KURUKULLA, 2008
pastel and ink on paper
30 x 29 inches (sheet)
34 x 33 inches (frame)
027
Kurukulla was originally a tribal goddess of Uddiyana, now Pakistan. She was absorbed into Buddhism and given Buddhist qualities and is now considered to be the red form of Tara. Kurukulla is the goddess of enchantment and witchcraft and is invoked to bring about all of one’s desires. This is accomplished by repeating her manta 10,000 times: OM KURUKULLE HUM HRIH SVAHA.

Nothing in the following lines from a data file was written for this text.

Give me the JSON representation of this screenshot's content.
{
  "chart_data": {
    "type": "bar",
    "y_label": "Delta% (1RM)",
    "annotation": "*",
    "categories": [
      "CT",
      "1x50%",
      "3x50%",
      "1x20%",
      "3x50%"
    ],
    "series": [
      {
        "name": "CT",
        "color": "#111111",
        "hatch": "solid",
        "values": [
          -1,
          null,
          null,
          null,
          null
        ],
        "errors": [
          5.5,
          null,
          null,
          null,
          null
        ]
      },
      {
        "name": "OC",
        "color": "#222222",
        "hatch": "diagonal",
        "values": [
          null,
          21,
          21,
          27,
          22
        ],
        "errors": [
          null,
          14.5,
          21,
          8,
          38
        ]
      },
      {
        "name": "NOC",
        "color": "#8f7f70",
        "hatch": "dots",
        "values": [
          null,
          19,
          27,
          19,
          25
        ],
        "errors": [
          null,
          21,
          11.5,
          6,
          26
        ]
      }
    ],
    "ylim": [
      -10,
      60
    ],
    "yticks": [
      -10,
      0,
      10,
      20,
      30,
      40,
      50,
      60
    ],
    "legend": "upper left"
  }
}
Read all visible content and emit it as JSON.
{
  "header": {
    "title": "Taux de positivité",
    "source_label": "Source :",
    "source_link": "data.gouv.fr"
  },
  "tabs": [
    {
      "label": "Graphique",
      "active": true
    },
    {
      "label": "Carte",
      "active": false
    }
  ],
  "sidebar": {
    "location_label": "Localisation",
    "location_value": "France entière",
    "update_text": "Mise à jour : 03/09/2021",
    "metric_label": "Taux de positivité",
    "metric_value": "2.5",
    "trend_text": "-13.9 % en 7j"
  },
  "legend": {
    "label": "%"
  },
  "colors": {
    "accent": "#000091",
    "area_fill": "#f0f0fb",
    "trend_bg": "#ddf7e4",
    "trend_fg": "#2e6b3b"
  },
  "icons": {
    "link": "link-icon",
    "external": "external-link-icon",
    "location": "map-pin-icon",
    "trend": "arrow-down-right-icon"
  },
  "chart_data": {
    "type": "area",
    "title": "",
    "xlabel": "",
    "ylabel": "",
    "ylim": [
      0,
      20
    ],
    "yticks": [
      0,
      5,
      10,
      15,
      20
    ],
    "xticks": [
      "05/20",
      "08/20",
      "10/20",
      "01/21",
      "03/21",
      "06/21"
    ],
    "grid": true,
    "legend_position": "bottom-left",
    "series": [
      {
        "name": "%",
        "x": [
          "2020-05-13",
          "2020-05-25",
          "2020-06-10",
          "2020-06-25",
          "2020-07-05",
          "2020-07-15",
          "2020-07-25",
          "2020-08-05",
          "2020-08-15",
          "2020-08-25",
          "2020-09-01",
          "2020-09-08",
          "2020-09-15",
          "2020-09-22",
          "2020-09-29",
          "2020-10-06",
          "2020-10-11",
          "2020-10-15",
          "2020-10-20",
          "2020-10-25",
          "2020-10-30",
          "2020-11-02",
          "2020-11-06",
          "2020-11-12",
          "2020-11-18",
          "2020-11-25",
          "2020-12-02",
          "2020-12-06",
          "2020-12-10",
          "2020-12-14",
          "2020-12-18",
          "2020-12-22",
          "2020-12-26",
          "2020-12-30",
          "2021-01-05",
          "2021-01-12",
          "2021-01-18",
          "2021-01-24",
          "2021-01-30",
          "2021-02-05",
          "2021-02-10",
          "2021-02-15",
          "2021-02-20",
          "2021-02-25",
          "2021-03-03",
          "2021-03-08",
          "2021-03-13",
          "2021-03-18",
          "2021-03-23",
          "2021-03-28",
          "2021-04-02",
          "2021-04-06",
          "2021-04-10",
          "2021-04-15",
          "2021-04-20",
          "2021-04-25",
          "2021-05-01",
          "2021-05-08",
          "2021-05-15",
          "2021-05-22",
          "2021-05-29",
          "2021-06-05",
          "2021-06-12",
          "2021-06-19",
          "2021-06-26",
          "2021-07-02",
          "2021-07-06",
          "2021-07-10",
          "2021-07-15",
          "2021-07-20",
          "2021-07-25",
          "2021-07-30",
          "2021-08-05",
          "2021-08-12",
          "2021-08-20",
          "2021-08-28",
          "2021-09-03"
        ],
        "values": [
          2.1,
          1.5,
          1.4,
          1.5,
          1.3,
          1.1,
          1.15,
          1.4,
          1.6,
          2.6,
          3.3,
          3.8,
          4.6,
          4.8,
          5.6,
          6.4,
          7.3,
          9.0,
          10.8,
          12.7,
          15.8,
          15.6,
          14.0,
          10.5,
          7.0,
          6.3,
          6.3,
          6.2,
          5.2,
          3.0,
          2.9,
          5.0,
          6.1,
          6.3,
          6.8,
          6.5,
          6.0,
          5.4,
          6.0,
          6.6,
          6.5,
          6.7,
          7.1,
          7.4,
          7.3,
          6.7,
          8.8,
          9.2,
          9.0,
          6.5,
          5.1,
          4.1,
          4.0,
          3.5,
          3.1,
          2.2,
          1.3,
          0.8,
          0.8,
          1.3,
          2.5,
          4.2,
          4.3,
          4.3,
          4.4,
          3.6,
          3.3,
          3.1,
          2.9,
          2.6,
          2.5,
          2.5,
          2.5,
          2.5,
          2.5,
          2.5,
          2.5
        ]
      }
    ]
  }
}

Kurukulla is depicted as a sixteen-year-old because 16 is the ideal number that signifies perfection (4×4). She is shown in the dance pose (ardhaparyankasana), which indicates she is active and energetic, trampling the prostrate body of the ego amid the circular flames of the fires of pristine awareness. Her hair flows upward; she has three eyes, is adorned with jewels and scarves, and wears a lower skirt of tiger skin and a necklace of freshly-severed heads. She has four arms: the two upper hands hold bow and arrow, while the lower left holds a lasso (or noose) and the lower right a hook that summons. These four implements are made of utpala flowers which mitigate their usual wrathful meaning, but are still used for subjugating, magnetizing, and attracting by controlling the power of passion.
While the western gods Cupid and Eros, to whom she is often compared, enslave their targets to lust, Kurukulla frees them to realize the dharma. This image is taken from an 18th century Tibetan thanka.